我深吸一口氣,幾乎是咬著每一個字說出來,將聲調儘量保持平靜,“抱歉……我聽從您一切的安排。”
我感覺喉嚨裡有些許腥甜,我將其嚥下。
噁心的東西還是不要出現在彆人麵前吧。
原本很多人的前殿一波又一波的人離開,隻剩下幾個代表人物。那個少年也隨之出去,臨走之前他又朝我做了嘴型——“我會等你的”
他又在開玩笑吧……之前的打招呼也會是他的一時興起吧。
他還知道我會讀唇語了。
現在就隻剩我和宇智波富嶽以及幾位長老了。
“富嶽,你留我們幾位長老有什麼重要的事?”有一個人把目光落在我的身上,“她的身份有什麼不對勁?”
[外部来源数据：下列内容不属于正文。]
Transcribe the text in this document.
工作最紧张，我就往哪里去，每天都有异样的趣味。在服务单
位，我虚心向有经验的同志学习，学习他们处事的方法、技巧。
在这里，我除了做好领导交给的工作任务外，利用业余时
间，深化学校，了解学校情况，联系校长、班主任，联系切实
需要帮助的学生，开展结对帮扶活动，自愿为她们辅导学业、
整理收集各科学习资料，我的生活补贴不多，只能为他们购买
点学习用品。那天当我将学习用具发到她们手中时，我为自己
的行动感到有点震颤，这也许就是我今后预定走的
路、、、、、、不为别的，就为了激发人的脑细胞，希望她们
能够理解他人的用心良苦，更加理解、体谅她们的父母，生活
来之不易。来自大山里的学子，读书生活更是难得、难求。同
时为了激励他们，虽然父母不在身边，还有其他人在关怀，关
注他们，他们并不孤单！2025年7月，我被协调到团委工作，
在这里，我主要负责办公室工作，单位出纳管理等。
“她開啟二勾玉寫輪眼。”宇智波富嶽語氣平靜,但這種天賦在族中算得上天才了。
與其被幾位長老調查出來,引起不必要的麻煩,還不如自己主動說出。
這麼小的年紀,使用寫輪眼恐怕會對身體產生不小的負擔。
那幾位長老在聽到宇智波富嶽的話之後,立馬激動起來。
他們說我需要好好培養,為宇智波一族帶來榮光。
我靜靜的看著他們激動的樣子。
這是我實現價值的一部分嗎?
我不知道,隻要有用就足夠了……
“大長老,把千祭父親留給她的東西交還給她吧。”
宇智波富嶽開口,內容卻讓在場的每個人都摸不著頭腦。
我的父母不是早就死了嗎?我也冇有什麼屬於自己的東西。
大長老愣了一下,心中思考著什麼,對著我的臉端詳了許久。隨即他睜大了眼睛,眼中是震驚,但更多的是憤怒。
“你……你是宇智波千堂那個叛徒的女兒?!”
聽著他的話,我搖了搖頭,神色平靜。
但正是著一副麵無表情的神色更是讓大長老心中一股無名火。
“抱歉,我的父親並不姓宇智波,他叫三日月千堂。”
“#*\/%!”
我聽見他說了一句話,但我聽不懂他說的是什麼。
“大長老,你失態了。”宇智波富嶽提醒著他要注意言行,至少不能在孩子麵前失了分寸。
“您說我的父親是叛徒,對嗎?”我看向大長老的眼睛。
“嗬嗬。”他冷笑了兩聲,“可不是嘛,全然不顧族中對他的安排和期望,拋棄一切和一個平民私奔。
但唯一正確的選擇是生了你這個女兒。”
我聽著他對父親的描述,試圖在腦海勾勒出父親的樣子。
很抱歉,我對父親母親的樣子已經模糊了。
隻記得他們那些看似“愛”的舉動,然後拋棄我選擇死掉的絕情。
“嗯。”我繼而又搓撚著左手心的繃帶,在不經意間流露出漫不經心的冷淡神色,“那我的父親虧欠宇智波一族什麼嗎?”
如果有,那我就真的要心甘情願的套上姓氏的枷鎖,轉而為家族奉獻出我自己的一切。
“欠的可多了!宇智波千堂算是欠族中一條他的性命。”
我微微仰起頭,露出脖頸,那裡的繃帶還殘留著不癒合的傷口的血跡。
“我的命足夠嗎?您可以從這裡砍下去,我不會喊痛的。”
宇智波一族之人的黑色眼睛如果是空洞洞,毫無感情的話,對上時會讓人感到些許驚悚。
因為你不知道ta可能會做出哪些舉動出來。
“你的父親看起來也冇有好好照顧你這個女兒。”大長老看到我脖頸處纏繞的繃帶,根據血跡推測傷口算不上淺。
“是的。因為他死掉了不是嗎。”我點了點頭,認真回答大長老的話,卻讓他沉默良久。
最終他隻是拍了我的肩膀,“好好養傷……”
我強忍著想要避開他的舉動,我根本不想讓任何人觸碰。
但大長老我不熟悉,也不是我能提要求的人,我不敢拒絕……
我突然發現自己是一個十分嬌氣的人。
美琴阿姨、宇智波鼬、宇智波佐助,以及宇智波富嶽,如果我提出自己不想被觸碰的意願,他們都不會主動或強製觸碰我。
他們……在遷就我。
我突然意識到自己之前有多麼無理。